J'essaierai de procéder le plus rapidement possible, mais je vous avertis que mon exposé est dense et regorge de termes techniques précis. J'ai donné un exemplaire de mon texte au greffier pour que les interprètes puissent suivre.
Monsieur le président, mesdames et messieurs, il y a 25 ans, j'ai dirigé le groupe de travail qui a élaboré le système de détermination du statut de réfugié actuel du Canada. C'était la première fois qu'on enchâssait le droit de revendiquer le statut de réfugié dans la législation canadienne.
Je dois dire que je n'envie pas ceux qui doivent procéder à la réforme. Ce qui m'a frappé le plus dans le débat sur le projet de loi , c'est que les objectifs et les problèmes ont peu changé en dépit du fait que les revendications du statut de réfugié au Canada existent depuis plus de 20 ans.
En 1985, la décision Singh a forcé le ministère à modifier le processus spécial dont il s'était doté pour traiter les appels des réfugiés contre les ordonnances de renvoi. L'arriéré ainsi créé s'échelonnait sur des décennies. Une réforme était essentielle.
Flora MacDonald m'a chargé de mettre sur pied un groupe de travail, et je dois dire que nos objectifs à l'époque et ceux du projet de loi sont presque identiques. Tout le monde veut un processus décisionnel juste et rapide, une acceptation dans les plus brefs délais des demandes valides et le renvoi prompt des demandeurs déboutés pour décourager les demandes sans fondement de ceux qui exploitent le système de détermination à d'autres fins.
Malgré tous nos efforts, le système élaboré en 1989 a échoué. Il était dysfonctionnel dès le départ.
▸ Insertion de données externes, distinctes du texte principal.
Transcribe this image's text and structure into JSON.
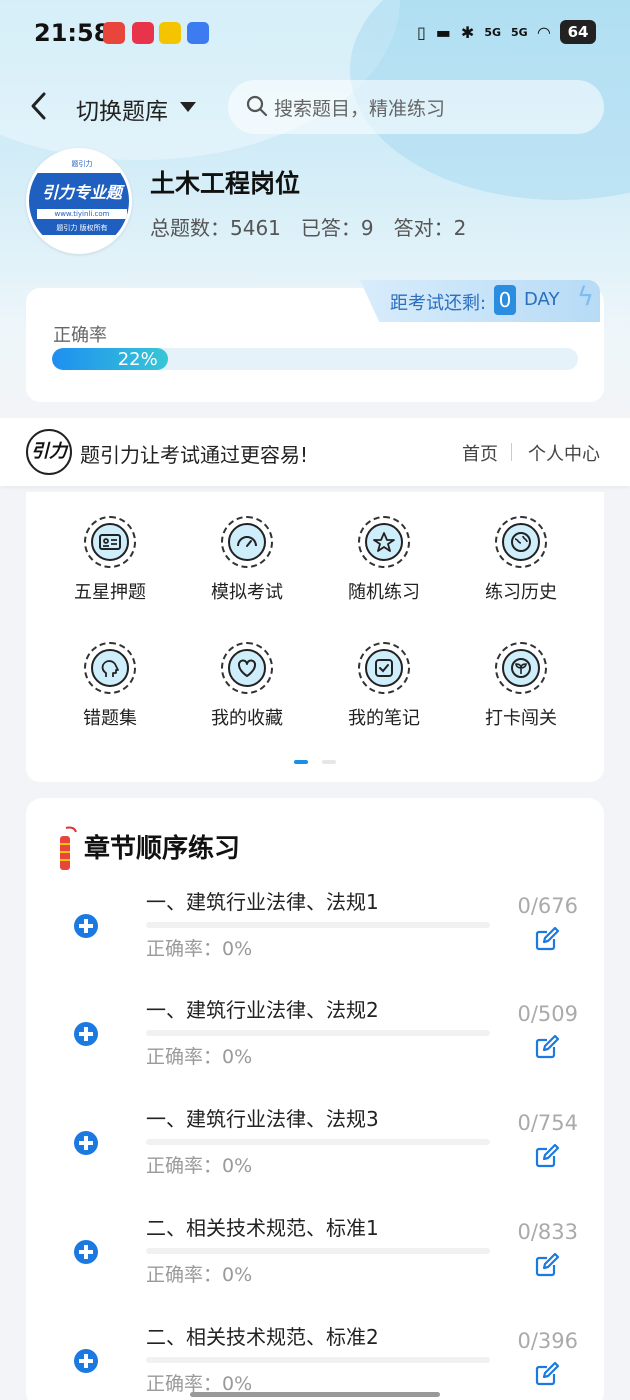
{
  "status_bar": {
    "time": "21:58",
    "battery": "64",
    "network_1": "5G",
    "network_2": "5G"
  },
  "header": {
    "switch_label": "切换题库",
    "search_placeholder": "搜索题目，精准练习"
  },
  "profile": {
    "logo_text": "引力专业题",
    "logo_url": "www.tiyinli.com",
    "logo_footer": "题引力 版权所有",
    "title": "土木工程岗位",
    "total_label": "总题数：5461",
    "answered_label": "已答：9",
    "correct_label": "答对：2"
  },
  "accuracy": {
    "label": "正确率",
    "value_text": "22%",
    "value": 0.22
  },
  "exam_countdown": {
    "label": "距考试还剩:",
    "days": "0",
    "unit": "DAY"
  },
  "slogan": {
    "logo_text": "题引力",
    "text": "题引力让考试通过更容易!",
    "nav_home": "首页",
    "nav_user": "个人中心"
  },
  "grid": {
    "items": [
      {
        "label": "五星押题",
        "icon": "id-card-icon"
      },
      {
        "label": "模拟考试",
        "icon": "speedometer-icon"
      },
      {
        "label": "随机练习",
        "icon": "star-network-icon"
      },
      {
        "label": "练习历史",
        "icon": "globe-clock-icon"
      },
      {
        "label": "错题集",
        "icon": "head-brain-icon"
      },
      {
        "label": "我的收藏",
        "icon": "heart-icon"
      },
      {
        "label": "我的笔记",
        "icon": "note-check-icon"
      },
      {
        "label": "打卡闯关",
        "icon": "leaf-icon"
      }
    ],
    "page_count": 2,
    "active_page": 1
  },
  "chapters": {
    "title": "章节顺序练习",
    "items": [
      {
        "name": "一、建筑行业法律、法规1",
        "accuracy": "正确率：0%",
        "count": "0/676",
        "progress": 0
      },
      {
        "name": "一、建筑行业法律、法规2",
        "accuracy": "正确率：0%",
        "count": "0/509",
        "progress": 0
      },
      {
        "name": "一、建筑行业法律、法规3",
        "accuracy": "正确率：0%",
        "count": "0/754",
        "progress": 0
      },
      {
        "name": "二、相关技术规范、标准1",
        "accuracy": "正确率：0%",
        "count": "0/833",
        "progress": 0
      },
      {
        "name": "二、相关技术规范、标准2",
        "accuracy": "正确率：0%",
        "count": "0/396",
        "progress": 0
      }
    ]
  },
  "colors": {
    "accent": "#1b79e0",
    "progress_start": "#1d8ff0",
    "progress_end": "#38c6d6",
    "icon_fill": "#cfeefb"
  }
}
En effet, la théorie et la loi entraient en conflit.
On s'était basé sur le principe, très important, qu'un tribunal indépendant devait être remis à la disposition de ceux, et seulement ceux que le Canada aurait l'obligation de protéger s'ils respectaient la définition de « réfugié au sens de la Convention ». Nous avions rejeté l'idée que le Canada devait favoriser le traitement des demandes présentées par des gens arrivant au Canada en provenance d'autres pays signataires, comme les États-Unis, l'Allemagne et d'autres pays d'Europe occidentale, qui avaient une bonne réputation en matière de protection des réfugiés.
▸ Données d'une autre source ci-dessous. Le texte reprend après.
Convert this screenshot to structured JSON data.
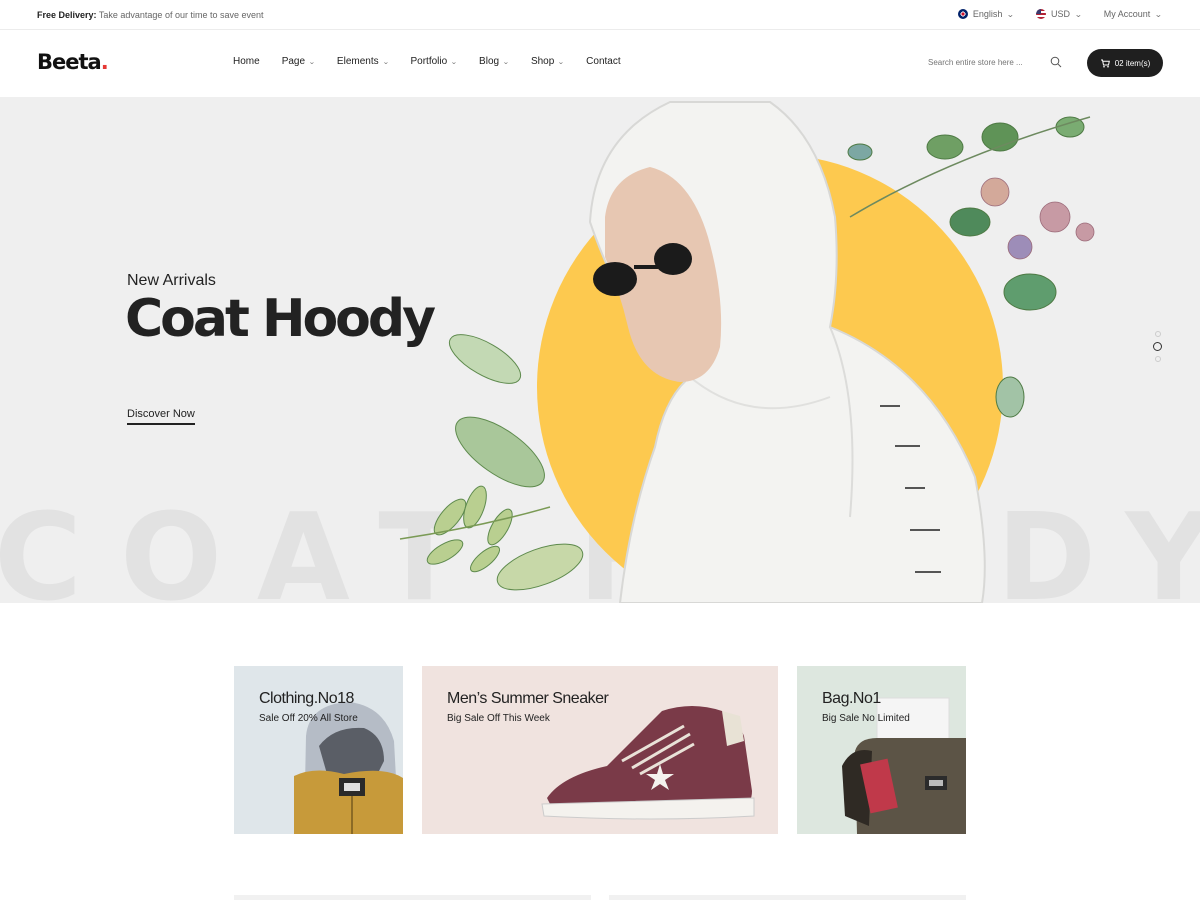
{
  "topbar": {
    "promo_label": "Free Delivery:",
    "promo_text": "Take advantage of our time to save event",
    "language": "English",
    "currency": "USD",
    "account": "My Account"
  },
  "header": {
    "logo": "Beeta",
    "logo_dot": ".",
    "nav": [
      {
        "label": "Home"
      },
      {
        "label": "Page"
      },
      {
        "label": "Elements"
      },
      {
        "label": "Portfolio"
      },
      {
        "label": "Blog"
      },
      {
        "label": "Shop"
      },
      {
        "label": "Contact"
      }
    ],
    "search_placeholder": "Search entire store here ...",
    "cart_label": "02 item(s)"
  },
  "hero": {
    "subtitle": "New Arrivals",
    "title": "Coat Hoody",
    "cta": "Discover Now",
    "background_text": "COAT HOODY",
    "slides": 3,
    "active_slide": 2,
    "accent_color": "#fdc94f"
  },
  "banners": [
    {
      "title": "Clothing.No18",
      "subtitle": "Sale Off 20% All Store"
    },
    {
      "title": "Men’s Summer Sneaker",
      "subtitle": "Big Sale Off This Week"
    },
    {
      "title": "Bag.No1",
      "subtitle": "Big Sale No Limited"
    }
  ]
}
Même si la loi adoptée en 1989 comprenait des dispositions à cette fin, les limites devant nécessairement être imposées à l'accès à ce tribunal indépendant n'ont pas été adoptées par le gouvernement, rendant le système susceptible d'être surchargé, malgré l'énorme budget de 100 millions de dollars qui avait été octroyé à la CISR au cours de sa première année. Pour exacerber le problème, la CISR a adopté une interprétation de la convention qui était, et demeure, plus large que celle utilisée par tous les autres pays signataires, nous laissant ainsi avec un taux d'acceptation des demandes frôlant, et même dépassant parfois les 50 p. 100, ce qui à l'époque représentait facilement le double du deuxième pays le plus généreux.
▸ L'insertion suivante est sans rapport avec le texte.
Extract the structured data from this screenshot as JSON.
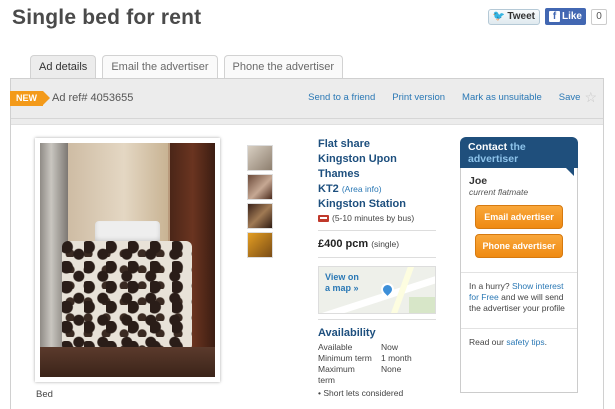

Depuis, le système souffre d'un arriéré chronique. Par conséquent, de faux revendicateurs ont abusé épisodiquement de façon généralisée du système.
Le projet de loi comprend certains éléments intéressants pouvant accélérer le processus et limiter les appels, mais il ne s'attaque pas aux problèmes sous-jacents qui affligent le système actuel. Le projet de loi remplace les personnes nommées par le gouverneur en conseil par des fonctionnaires à l'audience de première instance, ce qui rendra le processus de nomination plus simple; cependant, le format de l'audience avec un conseiller demeure le même.
Un élément additionnel a été ajouté au début du processus, et vous en avez parlé plus tôt, et une audition de novo s'ajoute à la fin dans le cas d'un appel après refus en première instance, laquelle peut comprendre une deuxième audience dans certains cas où la crédibilité est remise en question.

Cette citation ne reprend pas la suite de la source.